How could we modify dfsFind to return the path from v to u (if found)?

Question 2

What might be undesireable about the path found by DFS?

Question 3

How could we find the shortest path from v to u (if any)?

Breadth First Strategy

Idea. Start at $v$, and look at other nodes in order of increasing distance from $v$

Question. How to do this?

  • check $v$
  • check $v$’s neighbors
  • check $v$’s neighbors’ neighbors

BFS Illustrated

Implementing BFS

What information do we need to maintain to perform BFS?

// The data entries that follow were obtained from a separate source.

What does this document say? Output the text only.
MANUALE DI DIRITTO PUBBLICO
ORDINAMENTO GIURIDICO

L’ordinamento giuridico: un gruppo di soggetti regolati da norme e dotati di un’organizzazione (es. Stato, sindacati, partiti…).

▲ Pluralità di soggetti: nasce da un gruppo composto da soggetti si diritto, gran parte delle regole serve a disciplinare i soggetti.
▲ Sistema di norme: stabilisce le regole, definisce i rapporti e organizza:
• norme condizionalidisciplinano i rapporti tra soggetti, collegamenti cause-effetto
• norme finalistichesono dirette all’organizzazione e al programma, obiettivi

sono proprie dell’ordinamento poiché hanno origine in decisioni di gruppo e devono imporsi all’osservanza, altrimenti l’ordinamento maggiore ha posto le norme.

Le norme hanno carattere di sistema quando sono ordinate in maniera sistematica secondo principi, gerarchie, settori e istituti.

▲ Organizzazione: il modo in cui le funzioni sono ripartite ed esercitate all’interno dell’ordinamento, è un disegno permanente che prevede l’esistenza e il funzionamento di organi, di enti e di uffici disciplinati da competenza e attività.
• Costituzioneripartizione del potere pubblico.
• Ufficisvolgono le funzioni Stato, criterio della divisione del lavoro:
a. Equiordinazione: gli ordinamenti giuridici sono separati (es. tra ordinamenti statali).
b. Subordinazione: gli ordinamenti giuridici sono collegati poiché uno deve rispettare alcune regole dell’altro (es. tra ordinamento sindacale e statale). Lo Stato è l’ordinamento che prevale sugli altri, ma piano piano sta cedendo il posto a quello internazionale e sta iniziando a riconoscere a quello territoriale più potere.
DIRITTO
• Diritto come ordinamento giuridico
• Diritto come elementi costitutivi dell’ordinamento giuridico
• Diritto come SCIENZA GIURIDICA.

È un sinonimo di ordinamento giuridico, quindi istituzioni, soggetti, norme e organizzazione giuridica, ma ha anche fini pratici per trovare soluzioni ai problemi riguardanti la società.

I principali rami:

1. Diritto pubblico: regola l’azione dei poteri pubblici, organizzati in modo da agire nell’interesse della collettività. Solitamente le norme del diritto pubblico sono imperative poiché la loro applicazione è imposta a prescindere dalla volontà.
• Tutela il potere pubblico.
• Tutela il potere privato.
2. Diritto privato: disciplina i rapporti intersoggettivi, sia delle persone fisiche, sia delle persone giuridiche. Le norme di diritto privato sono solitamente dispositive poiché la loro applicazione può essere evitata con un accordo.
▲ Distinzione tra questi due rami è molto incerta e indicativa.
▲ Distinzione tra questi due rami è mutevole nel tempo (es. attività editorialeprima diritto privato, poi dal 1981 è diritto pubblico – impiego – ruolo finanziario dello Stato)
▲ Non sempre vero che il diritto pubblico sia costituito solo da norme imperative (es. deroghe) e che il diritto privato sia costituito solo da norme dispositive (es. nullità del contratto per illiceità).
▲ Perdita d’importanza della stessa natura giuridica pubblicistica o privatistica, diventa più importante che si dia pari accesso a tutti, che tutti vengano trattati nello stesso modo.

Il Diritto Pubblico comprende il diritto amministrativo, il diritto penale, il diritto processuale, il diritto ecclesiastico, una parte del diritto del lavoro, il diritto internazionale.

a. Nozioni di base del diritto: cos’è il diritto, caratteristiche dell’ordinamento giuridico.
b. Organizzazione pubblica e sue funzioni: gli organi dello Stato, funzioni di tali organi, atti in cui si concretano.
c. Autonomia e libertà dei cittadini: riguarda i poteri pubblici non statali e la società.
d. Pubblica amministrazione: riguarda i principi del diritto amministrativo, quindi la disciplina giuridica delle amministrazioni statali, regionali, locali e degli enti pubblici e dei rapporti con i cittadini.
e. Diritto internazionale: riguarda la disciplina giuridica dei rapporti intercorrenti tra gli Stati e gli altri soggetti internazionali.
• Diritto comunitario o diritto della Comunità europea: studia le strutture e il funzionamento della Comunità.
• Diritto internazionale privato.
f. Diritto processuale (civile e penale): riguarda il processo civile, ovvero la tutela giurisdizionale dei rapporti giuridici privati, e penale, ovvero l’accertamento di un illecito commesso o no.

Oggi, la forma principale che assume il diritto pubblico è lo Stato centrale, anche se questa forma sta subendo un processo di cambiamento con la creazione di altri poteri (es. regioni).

What ADTs/DSs could we use to maintain that information?

BFS Implementation

  • Set<E> visited of visited nodes
  • Queue<E> active of active nodes
boolean bfsFind(E v, E u) {
  visited.add(v);
  active.push(v)
  
  while (active.size() > 0) {
  
    E cur = active.remove();	
    if (cur.equals(u)) return true;
	  
    for (x : cur.neighbors()) {
      if (!visited.contains(x)) {
        visited.add(x)
        active.add(x);
      }
    }
  }
  return false;
}

Question 1

Why does BFS find u along the shortest path from v to u?

Question 2

How could we modify bfsFind to return the shortest path from v to u?